Sum of 21 already has several big benefactors on board, and there are a few more currently in negotiation, which will hopefully come on board before the end of the year. Sum of 21 also does normal commercial work, which offers work at much reduced rates as it’s a training environment.
Oosthuizen also states that the media industry is “filled with a lot of talk about BEE, but not a lot of do”.
“We’ve got so many industry bodies and high and mighty players that talk this talk about transformation, and what everyone has done, but then nothing happens. We’re caught up in this talking talking talking,” he elaborates.
A lack of print learning at university
Touching on the elements lacking from the participants after they arrive from university, Tiaan Ras, Sum of 21’s principal says, “We are quite fortunate that we can give them quite a bit of print, because interestingly they don’t work a lot with print at university any more. They learn a lot of electronic and digital media, but we really have to work hard with them in the beginning for print.”
The aim is to give them a whole agency experience, across above-the-line and below-the-line work, and a lot of digital work.

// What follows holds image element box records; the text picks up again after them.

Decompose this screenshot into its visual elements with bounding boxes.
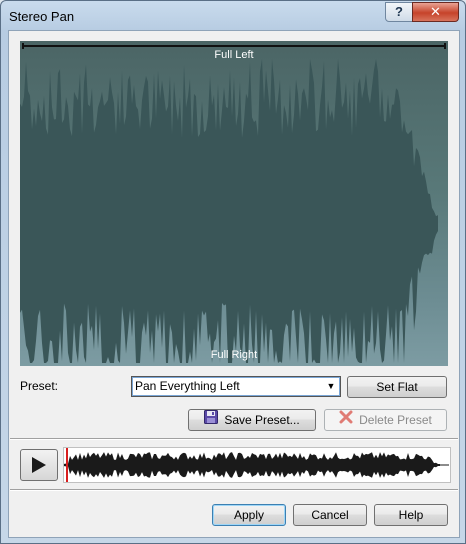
- window-title: Stereo Pan: [9, 9, 75, 24]
- dialog-client-area: Full Left Full Right Preset: Pan Everyth…: [8, 30, 460, 538]
- preset-label: Preset:: [20, 379, 59, 393]
- pan-envelope-display[interactable]: Full Left Full Right: [20, 41, 448, 366]
- apply-label: Apply: [233, 508, 265, 522]
- preset-dropdown[interactable]: Pan Everything Left ▼: [131, 376, 341, 397]
- set-flat-label: Set Flat: [376, 380, 418, 394]
- delete-preset-label: Delete Preset: [359, 413, 432, 427]
- play-button[interactable]: [20, 449, 58, 481]
- pan-waveform-shape: [20, 59, 438, 363]
- floppy-disk-icon: [204, 409, 219, 430]
- help-button[interactable]: Help: [374, 504, 448, 526]
- playhead-cursor[interactable]: [66, 448, 68, 482]
- apply-button[interactable]: Apply: [212, 504, 286, 526]
- divider: [10, 438, 458, 440]
- preview-waveform-graphic: [64, 452, 449, 478]
- title-help-button[interactable]: ?: [385, 2, 413, 22]
- preview-waveform[interactable]: [63, 447, 451, 483]
- cancel-button[interactable]: Cancel: [293, 504, 367, 526]
- delete-preset-button[interactable]: Delete Preset: [324, 409, 447, 431]
- play-icon: [32, 457, 46, 473]
- red-x-icon: [339, 410, 353, 430]
- cancel-label: Cancel: [311, 508, 349, 522]
- save-preset-button[interactable]: Save Preset...: [188, 409, 316, 431]
- stereo-pan-dialog: Stereo Pan ? ✕ Full Left Full Right Pres…: [0, 0, 466, 544]
- chevron-down-icon[interactable]: ▼: [322, 377, 340, 396]
- pan-waveform: [20, 59, 438, 363]
- help-label: Help: [398, 508, 424, 522]
- pan-envelope-line[interactable]: [22, 43, 446, 49]
- full-right-label: Full Right: [210, 349, 258, 361]
- close-button[interactable]: ✕: [412, 2, 459, 22]
- divider: [10, 489, 458, 491]
- title-bar[interactable]: Stereo Pan ? ✕: [1, 1, 465, 31]
- save-preset-label: Save Preset...: [224, 413, 300, 427]
- full-left-label: Full Left: [214, 49, 254, 61]
- preset-selected-value: Pan Everything Left: [135, 379, 240, 393]
- set-flat-button[interactable]: Set Flat: [347, 376, 447, 398]
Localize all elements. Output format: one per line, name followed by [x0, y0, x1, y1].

Steady growth over the years
In the first year of operation Sum of 21 had four to sevenlearners, growing to 20 last year, of which 18 completed the entire year. There’s currently 50 in Sum of 21, showing the substantial growth over the past year. Currently 16 permanent employees make up Sum of 21. The aim is to have 100 learners in Sum of 21 next year, growing to 200 by the end of 2019.
Here are some examples of work that Sum of 21 has done:
Etiket is also working on getting SETA training accreditation so that another avenue opens up for accepting applicants.
Etiket, a through the line agency, has been around for 11 years. It has a variety of clients in a variety of industries.